Increased p-Foxo1 expression improves the energy metabolism of the mitochondria and inhibits the onset of apop-tosis (19,45,46). Opening of mitoKATP channels also plays an important role in maintaining mitochondrial function (47,48). In the present study, cells were pre-treated with the specific AKT inhibitor MK-2206 in order to elucidate the role of mitoKATP channels in the AKT-Foxo1 signaling pathway. It was observed that MK-2206 treatment inhibited the increase in p-AKT and p-Foxo1 expression, increased ΔYm, inhibited apoptosis and decreased the culture supernatant NT-ProBNP and BNP mRNA expression levels that were induced by DZX treatment. Therefore, it may be concluded that the improvement in cardiac function and inhibition of apoptosis observed as a result of mitoKATP channel opening occurs via regulation of the AKT-Foxo1 signaling pathway during DCM.

The proposed mechanism by which mitoKATP channel opening improves cardiac function in DCM is summarized in Fig. 8. The expression of p-AKT and p-Foxo1 decreases during insulin resistance, and the transcription factor Foxo1 is overexpressed, leading to a decrease in ΔYm, inhibition of energy metabolism and an increase in apoptotic gene expression, ultimately leading to a decline in cardiac function. When mitoKATP channels open, the expression of p-AKT and p-Foxo1 increases and p-Foxo1 is transferred out of the nucleus, inhibiting the transcriptional activity of Foxo1, which increases ΔYm, improves energy metabolism and inhibits apoptosis, thus improving cardiac function.

Figure 8

The proposed mechanism through which DZX improves cardiac function in diabetic cardiomyopathy. Black arrows represent decreased protein expression in diabetic cardiomyopathy and red arrows represent increased protein expression caused by opening of mitoKATP channels with DZX. DZX, diazoxide.

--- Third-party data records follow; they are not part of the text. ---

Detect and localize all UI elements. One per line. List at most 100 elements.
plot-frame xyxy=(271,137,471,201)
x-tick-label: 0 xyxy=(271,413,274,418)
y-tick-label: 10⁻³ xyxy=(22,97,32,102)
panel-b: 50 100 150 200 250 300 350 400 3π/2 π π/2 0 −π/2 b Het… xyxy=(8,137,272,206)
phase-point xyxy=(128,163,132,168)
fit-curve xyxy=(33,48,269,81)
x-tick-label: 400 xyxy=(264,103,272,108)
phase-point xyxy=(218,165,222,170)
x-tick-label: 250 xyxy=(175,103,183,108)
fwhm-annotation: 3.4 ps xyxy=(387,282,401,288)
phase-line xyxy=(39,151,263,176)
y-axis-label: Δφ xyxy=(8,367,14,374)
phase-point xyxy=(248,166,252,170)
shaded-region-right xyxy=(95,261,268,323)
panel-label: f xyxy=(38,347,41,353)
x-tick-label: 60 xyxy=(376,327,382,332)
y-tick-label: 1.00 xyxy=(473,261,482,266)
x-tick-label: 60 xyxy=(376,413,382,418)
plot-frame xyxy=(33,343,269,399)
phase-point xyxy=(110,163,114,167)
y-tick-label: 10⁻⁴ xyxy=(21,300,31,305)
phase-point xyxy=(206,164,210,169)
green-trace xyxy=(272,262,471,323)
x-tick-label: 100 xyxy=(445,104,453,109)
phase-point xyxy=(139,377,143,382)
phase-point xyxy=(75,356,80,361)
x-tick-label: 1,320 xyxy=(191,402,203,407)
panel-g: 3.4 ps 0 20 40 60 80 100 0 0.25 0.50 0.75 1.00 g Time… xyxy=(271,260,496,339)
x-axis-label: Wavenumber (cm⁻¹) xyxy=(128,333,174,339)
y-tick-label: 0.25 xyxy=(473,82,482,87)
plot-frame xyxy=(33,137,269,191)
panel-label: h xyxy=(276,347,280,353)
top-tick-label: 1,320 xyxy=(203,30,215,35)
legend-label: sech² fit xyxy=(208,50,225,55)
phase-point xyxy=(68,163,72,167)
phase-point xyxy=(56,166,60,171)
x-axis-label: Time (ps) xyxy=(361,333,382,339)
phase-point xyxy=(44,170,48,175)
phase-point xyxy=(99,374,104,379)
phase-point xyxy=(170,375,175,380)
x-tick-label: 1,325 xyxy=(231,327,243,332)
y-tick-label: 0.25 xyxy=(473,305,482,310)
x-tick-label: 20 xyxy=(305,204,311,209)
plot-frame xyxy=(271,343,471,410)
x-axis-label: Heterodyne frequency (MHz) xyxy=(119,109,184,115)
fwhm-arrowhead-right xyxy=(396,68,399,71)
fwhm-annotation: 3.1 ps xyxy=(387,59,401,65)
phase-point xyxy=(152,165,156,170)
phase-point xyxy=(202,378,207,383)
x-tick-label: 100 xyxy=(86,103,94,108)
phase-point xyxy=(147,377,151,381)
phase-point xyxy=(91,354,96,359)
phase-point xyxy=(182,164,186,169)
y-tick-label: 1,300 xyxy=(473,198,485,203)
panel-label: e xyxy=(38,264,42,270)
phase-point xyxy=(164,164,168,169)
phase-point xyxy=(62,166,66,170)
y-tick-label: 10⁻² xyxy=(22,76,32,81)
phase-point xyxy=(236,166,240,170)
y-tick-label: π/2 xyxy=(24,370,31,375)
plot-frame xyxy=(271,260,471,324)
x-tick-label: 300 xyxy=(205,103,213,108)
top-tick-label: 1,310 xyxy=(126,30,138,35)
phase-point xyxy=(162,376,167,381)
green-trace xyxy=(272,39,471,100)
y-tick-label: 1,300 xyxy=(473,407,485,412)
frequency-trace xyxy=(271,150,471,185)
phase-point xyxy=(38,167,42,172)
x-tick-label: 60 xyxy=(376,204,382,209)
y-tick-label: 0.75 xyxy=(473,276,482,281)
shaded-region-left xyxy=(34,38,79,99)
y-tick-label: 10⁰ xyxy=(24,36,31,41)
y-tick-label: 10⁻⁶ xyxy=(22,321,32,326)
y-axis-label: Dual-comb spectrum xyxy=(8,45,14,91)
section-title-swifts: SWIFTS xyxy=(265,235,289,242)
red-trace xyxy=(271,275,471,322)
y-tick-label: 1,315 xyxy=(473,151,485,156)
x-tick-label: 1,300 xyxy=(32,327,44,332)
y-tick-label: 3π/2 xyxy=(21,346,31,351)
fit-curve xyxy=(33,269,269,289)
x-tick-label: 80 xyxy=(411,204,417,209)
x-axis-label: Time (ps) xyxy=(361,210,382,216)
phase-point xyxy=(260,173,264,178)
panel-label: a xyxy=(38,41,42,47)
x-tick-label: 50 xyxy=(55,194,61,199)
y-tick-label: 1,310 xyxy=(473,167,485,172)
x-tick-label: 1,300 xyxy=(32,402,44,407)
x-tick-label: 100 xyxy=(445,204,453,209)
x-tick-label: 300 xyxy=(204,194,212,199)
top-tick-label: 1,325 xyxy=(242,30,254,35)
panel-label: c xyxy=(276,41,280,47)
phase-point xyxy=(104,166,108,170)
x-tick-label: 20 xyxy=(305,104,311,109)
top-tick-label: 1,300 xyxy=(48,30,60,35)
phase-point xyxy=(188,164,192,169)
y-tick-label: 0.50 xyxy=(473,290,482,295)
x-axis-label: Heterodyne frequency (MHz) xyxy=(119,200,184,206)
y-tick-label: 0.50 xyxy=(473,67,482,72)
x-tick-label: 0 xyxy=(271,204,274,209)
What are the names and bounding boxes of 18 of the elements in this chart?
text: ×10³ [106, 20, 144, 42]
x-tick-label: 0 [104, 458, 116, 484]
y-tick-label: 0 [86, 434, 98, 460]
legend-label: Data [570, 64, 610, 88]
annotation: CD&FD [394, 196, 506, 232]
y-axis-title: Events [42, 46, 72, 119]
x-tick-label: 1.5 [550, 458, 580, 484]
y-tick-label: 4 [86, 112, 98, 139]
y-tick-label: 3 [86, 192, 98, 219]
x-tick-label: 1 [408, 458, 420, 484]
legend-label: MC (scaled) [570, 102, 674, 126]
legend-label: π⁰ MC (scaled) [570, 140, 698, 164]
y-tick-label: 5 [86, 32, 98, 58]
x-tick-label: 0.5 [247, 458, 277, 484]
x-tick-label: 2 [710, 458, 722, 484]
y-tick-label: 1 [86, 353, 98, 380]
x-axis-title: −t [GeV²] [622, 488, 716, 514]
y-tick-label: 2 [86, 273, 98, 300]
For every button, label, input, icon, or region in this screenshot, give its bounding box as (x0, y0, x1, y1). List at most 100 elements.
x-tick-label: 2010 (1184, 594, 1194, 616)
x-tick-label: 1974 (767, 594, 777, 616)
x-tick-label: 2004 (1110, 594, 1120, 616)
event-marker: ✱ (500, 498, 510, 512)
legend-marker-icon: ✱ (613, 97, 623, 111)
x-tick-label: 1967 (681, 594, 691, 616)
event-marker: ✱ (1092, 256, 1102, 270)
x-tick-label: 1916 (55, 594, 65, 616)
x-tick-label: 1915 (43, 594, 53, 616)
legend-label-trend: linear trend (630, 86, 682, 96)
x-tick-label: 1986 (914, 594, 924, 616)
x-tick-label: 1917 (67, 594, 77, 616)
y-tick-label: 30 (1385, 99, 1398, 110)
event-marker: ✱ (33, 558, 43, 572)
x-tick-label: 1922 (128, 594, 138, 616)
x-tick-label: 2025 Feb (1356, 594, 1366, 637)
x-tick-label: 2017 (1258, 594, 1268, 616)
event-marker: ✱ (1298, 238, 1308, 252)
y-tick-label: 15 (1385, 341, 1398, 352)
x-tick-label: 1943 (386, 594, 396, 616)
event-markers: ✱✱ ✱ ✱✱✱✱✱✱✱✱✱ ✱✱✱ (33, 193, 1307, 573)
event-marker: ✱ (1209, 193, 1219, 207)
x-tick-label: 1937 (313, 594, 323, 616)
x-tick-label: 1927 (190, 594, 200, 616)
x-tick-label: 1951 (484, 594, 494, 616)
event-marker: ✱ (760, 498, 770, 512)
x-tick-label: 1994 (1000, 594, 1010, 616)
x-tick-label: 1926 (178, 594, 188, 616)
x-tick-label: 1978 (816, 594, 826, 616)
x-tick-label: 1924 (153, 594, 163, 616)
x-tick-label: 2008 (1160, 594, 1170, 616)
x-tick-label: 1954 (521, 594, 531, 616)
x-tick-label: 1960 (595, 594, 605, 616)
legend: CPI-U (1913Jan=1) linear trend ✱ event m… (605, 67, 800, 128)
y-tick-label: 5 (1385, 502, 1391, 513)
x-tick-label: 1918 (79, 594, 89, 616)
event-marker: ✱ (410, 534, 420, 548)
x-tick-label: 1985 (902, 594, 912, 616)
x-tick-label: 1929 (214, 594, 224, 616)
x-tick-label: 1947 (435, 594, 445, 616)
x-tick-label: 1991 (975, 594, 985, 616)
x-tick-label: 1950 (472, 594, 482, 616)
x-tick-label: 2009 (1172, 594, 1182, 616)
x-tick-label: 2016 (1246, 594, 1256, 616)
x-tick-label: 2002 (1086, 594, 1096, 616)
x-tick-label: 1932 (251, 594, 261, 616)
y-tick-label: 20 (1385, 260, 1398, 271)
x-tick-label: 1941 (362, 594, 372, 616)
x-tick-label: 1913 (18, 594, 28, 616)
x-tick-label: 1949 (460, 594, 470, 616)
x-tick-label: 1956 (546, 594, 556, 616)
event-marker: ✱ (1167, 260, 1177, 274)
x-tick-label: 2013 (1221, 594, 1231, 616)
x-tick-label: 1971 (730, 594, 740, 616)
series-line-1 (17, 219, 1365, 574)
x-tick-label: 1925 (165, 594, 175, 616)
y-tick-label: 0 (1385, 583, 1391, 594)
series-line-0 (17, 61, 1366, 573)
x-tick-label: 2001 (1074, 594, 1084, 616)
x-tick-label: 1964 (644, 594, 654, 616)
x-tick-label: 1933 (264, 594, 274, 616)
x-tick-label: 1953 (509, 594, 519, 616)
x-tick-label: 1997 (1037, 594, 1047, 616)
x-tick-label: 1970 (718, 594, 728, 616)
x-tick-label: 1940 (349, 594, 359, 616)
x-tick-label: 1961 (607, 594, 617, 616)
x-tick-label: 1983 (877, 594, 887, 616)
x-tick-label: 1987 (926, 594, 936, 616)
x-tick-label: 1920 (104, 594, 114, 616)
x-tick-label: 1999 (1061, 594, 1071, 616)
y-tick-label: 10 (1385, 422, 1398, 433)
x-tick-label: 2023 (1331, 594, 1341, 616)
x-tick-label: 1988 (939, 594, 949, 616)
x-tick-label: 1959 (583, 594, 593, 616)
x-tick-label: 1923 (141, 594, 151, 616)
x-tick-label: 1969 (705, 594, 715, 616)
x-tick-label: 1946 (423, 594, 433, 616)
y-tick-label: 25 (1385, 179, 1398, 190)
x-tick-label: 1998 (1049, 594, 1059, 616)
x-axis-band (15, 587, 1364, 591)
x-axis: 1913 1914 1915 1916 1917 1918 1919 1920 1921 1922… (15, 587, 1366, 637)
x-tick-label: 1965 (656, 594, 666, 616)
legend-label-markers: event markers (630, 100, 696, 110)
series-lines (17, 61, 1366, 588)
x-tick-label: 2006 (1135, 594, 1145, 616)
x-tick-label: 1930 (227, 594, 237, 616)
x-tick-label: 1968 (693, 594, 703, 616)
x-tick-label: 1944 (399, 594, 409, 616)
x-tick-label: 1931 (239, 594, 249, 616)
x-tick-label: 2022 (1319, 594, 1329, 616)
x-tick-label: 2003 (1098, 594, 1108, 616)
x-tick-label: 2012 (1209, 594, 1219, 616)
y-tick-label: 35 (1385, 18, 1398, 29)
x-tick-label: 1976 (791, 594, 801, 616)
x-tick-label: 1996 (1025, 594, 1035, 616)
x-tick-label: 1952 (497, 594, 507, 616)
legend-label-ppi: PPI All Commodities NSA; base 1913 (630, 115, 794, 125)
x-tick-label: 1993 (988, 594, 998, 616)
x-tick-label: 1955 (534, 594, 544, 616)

There were certain limitations to the present study. Opening of mitoKATP was shown to improve cardiac function and inhibit cardiomyocyte apoptosis in diabetic mice, and the underlying mechanism was associated with the regulation of AKT-Foxo1 by opening of mitoKATP. However, the regulatory mechanisms linking mitoKATP and the AKT-Foxo1 signaling pathway, as well as the detailed binding sites of inward rectifier potassium channel and Foxo1, remain to be further elucidated in future studies.

In summary, opening of mitoKATP channels regulates the AKT-Foxo1 signaling pathway, which improves cardiac function and inhibits apoptosis during DCM. MitoKATP may therefore be an attractive potential therapeutic target for DCM.